Research recently conducted by the University of Arizona found that cancer nanotechnology treatments for aggressive tumors produce better results. Chemotherapy was delivered in a better way to be more successful against these more difficult to treat tumors.
Some cancerous cells manage to avoid detection and, therefore, spread more easily because they avoid immune checkpoints. Immune checkpoints help to regulate the immune system, which makes sure the body doesn’t mistakenly attack healthy cells when trying to fight off cancer.
While immunotherapies boost your body’s immune system and the ability to fight tumor growth, immune checkpoints can get in the way with more aggressive cancers. To combat this problem, immune checkpoint blockade, or ICB, releases the body from these restrictions allowing it to better attack the tumor.
These ICB treatments can be useful for some types of cancer but don’t work for everyone. In fact, only 4% of colorectal cancer patients respond positively to this type of treatment. Given that this is the second-highest cause of cancer deaths in the USA, this is a serious problem.
Research has been focusing on methods to improve ICB treatment in patients. They have combined chemotherapeutic agents like camptothecin with ICB therapies. However, while camptothecin can be very effective, it is also unstable and can produce unwelcome side effects.

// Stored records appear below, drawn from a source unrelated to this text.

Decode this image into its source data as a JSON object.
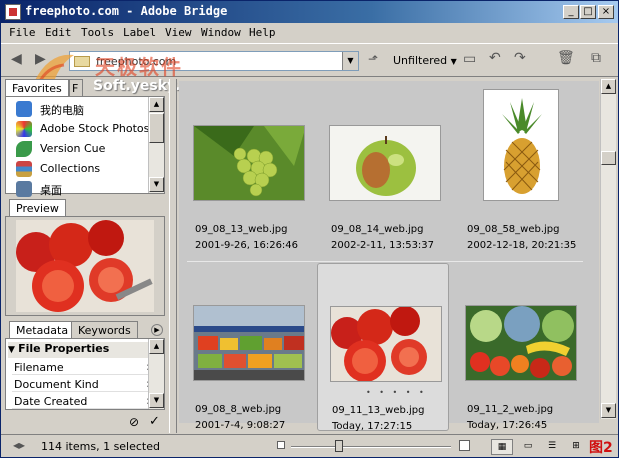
{
  "window": {
    "title": "freephoto.com - Adobe Bridge",
    "controls": [
      "_",
      "□",
      "×"
    ]
  },
  "menu": [
    "File",
    "Edit",
    "Tools",
    "Label",
    "View",
    "Window",
    "Help"
  ],
  "toolbar": {
    "path": "freephoto.com",
    "filter_label": "Unfiltered"
  },
  "watermark": {
    "line1": "天极软件",
    "line2": "Soft.yesky.com"
  },
  "favorites": {
    "tabs": [
      "Favorites",
      "F"
    ],
    "items": [
      {
        "label": "我的电脑",
        "icon": "computer-icon"
      },
      {
        "label": "Adobe Stock Photos",
        "icon": "stock-photos-icon"
      },
      {
        "label": "Version Cue",
        "icon": "version-cue-icon"
      },
      {
        "label": "Collections",
        "icon": "collections-icon"
      },
      {
        "label": "桌面",
        "icon": "desktop-icon"
      }
    ]
  },
  "preview": {
    "tab": "Preview"
  },
  "metadata": {
    "tabs": [
      "Metadata",
      "Keywords"
    ],
    "section": "File Properties",
    "rows": [
      {
        "key": "Filename",
        "value": ":"
      },
      {
        "key": "Document Kind",
        "value": ":"
      },
      {
        "key": "Date Created",
        "value": ":"
      }
    ]
  },
  "thumbnails": [
    {
      "name": "09_08_13_web.jpg",
      "date": "2001-9-26, 16:26:46",
      "subject": "grapes",
      "selected": false
    },
    {
      "name": "09_08_14_web.jpg",
      "date": "2002-2-11, 13:53:37",
      "subject": "apple",
      "selected": false
    },
    {
      "name": "09_08_58_web.jpg",
      "date": "2002-12-18, 20:21:35",
      "subject": "pineapple",
      "selected": false
    },
    {
      "name": "09_08_8_web.jpg",
      "date": "2001-7-4, 9:08:27",
      "subject": "market-stall",
      "selected": false
    },
    {
      "name": "09_11_13_web.jpg",
      "date": "Today, 17:27:15",
      "subject": "tomatoes",
      "selected": true,
      "rating": "• • • • •"
    },
    {
      "name": "09_11_2_web.jpg",
      "date": "Today, 17:26:45",
      "subject": "vegetables",
      "selected": false
    }
  ],
  "status": {
    "text": "114 items, 1 selected",
    "zoom_fraction": 0.3,
    "figure_label": "图2"
  },
  "colors": {
    "titlebar_start": "#0a246a",
    "content_bg": "#c8c8c8",
    "selection_bg": "#dcdcdc"
  }
}
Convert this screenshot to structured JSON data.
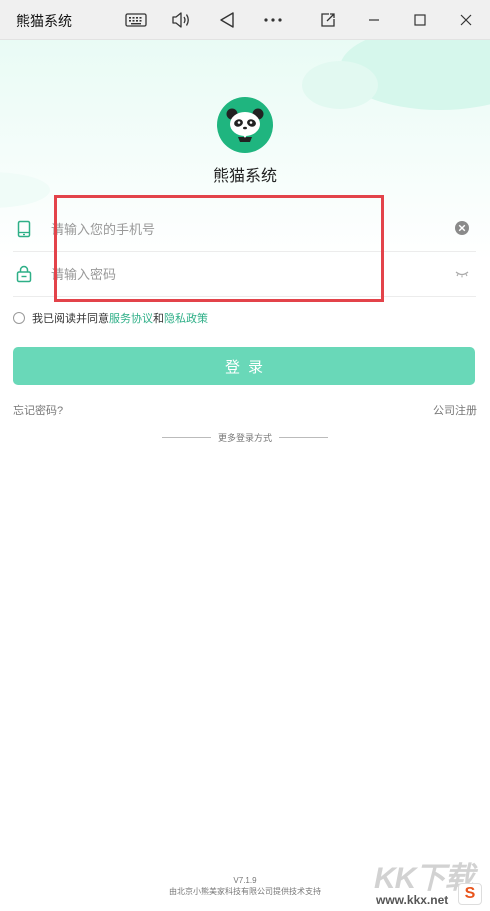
{
  "window": {
    "title": "熊猫系统"
  },
  "titlebar_icons": [
    "keyboard-icon",
    "volume-icon",
    "back-triangle-icon",
    "more-dots-icon",
    "screen-capture-icon",
    "minimize-icon",
    "maximize-icon",
    "close-icon"
  ],
  "app": {
    "name": "熊猫系统"
  },
  "login": {
    "phone_placeholder": "请输入您的手机号",
    "phone_value": "",
    "password_placeholder": "请输入密码",
    "password_value": "",
    "agree_prefix": "我已阅读并同意",
    "service_agreement": "服务协议",
    "and": "和",
    "privacy_policy": "隐私政策",
    "login_button": "登录",
    "forgot_password": "忘记密码?",
    "company_register": "公司注册",
    "more_login": "更多登录方式"
  },
  "footer": {
    "version": "V7.1.9",
    "support": "由北京小熊美家科技有限公司提供技术支持"
  },
  "watermark": {
    "text": "KK下载",
    "url": "www.kkx.net",
    "badge": "S"
  },
  "colors": {
    "accent": "#69d8b8",
    "link": "#2eaf87",
    "logo": "#1fb57f",
    "highlight": "#e3434a"
  }
}
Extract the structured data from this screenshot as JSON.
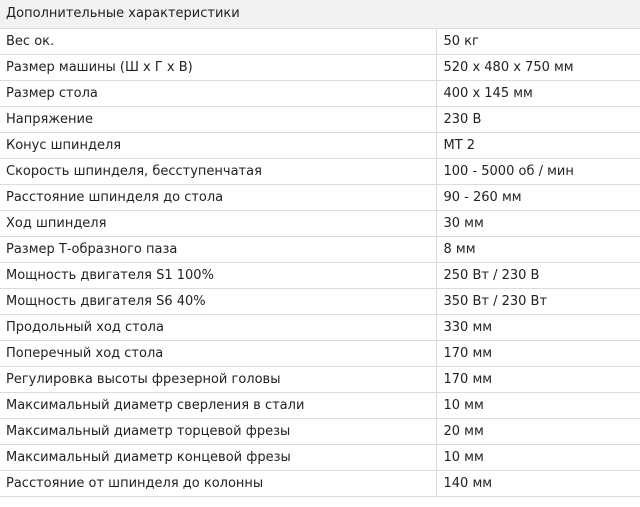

The team from the University of Arizona created a nanotherapeutic platform to avoid these problems. The use of nanotechnology as a delivery platform increased the ability of camptothecin to synergize with the ICB treatment. This combination was successful and more effective against more difficult to treat tumors.
The nanotherapeutic platform was able to change the state of tumors from immune cold to immune hot. This made ICB therapies far more effective and helped eradicate large sections of early-stage colorectal cancers. It also triggered the body’s memory immunity, helping stop these cancer cells from reforming.
The researchers took a naturally occurring lipid that can be found on the surface of a cell and attached it to camptothecin. When combining these two molecules, it was discovered that the camptothecin became more stable. This reduced the toxicity of the treatment and improved its effectiveness.
This nanotechnology method of delivering the drug also increased uptake in the tumor, making the use of chemotherapy more efficient. Along with this, the researchers found a way to fill key checkpoints with an immune checkpoint inhibitor. Added to this, other inhibitors were used to target other immune checkpoints, reducing many of the very difficult late-stage metastatic colorectal and melanoma tumor cells.
It is believed that this method of creating a nanotechnology platform could be useful in other cancer therapies. The treatment is using a lipid known as sphingomyelin, which has already won approval from the U.S. FDA, making it far easier to develop drugs for other treatments.
Of course, more research is needed, and this is just the beginning step on a pathway to more study. The team from Arizona is continuing to work on optimization over their cancer nanotechnology system, with the hope of getting it ready for clinical trials.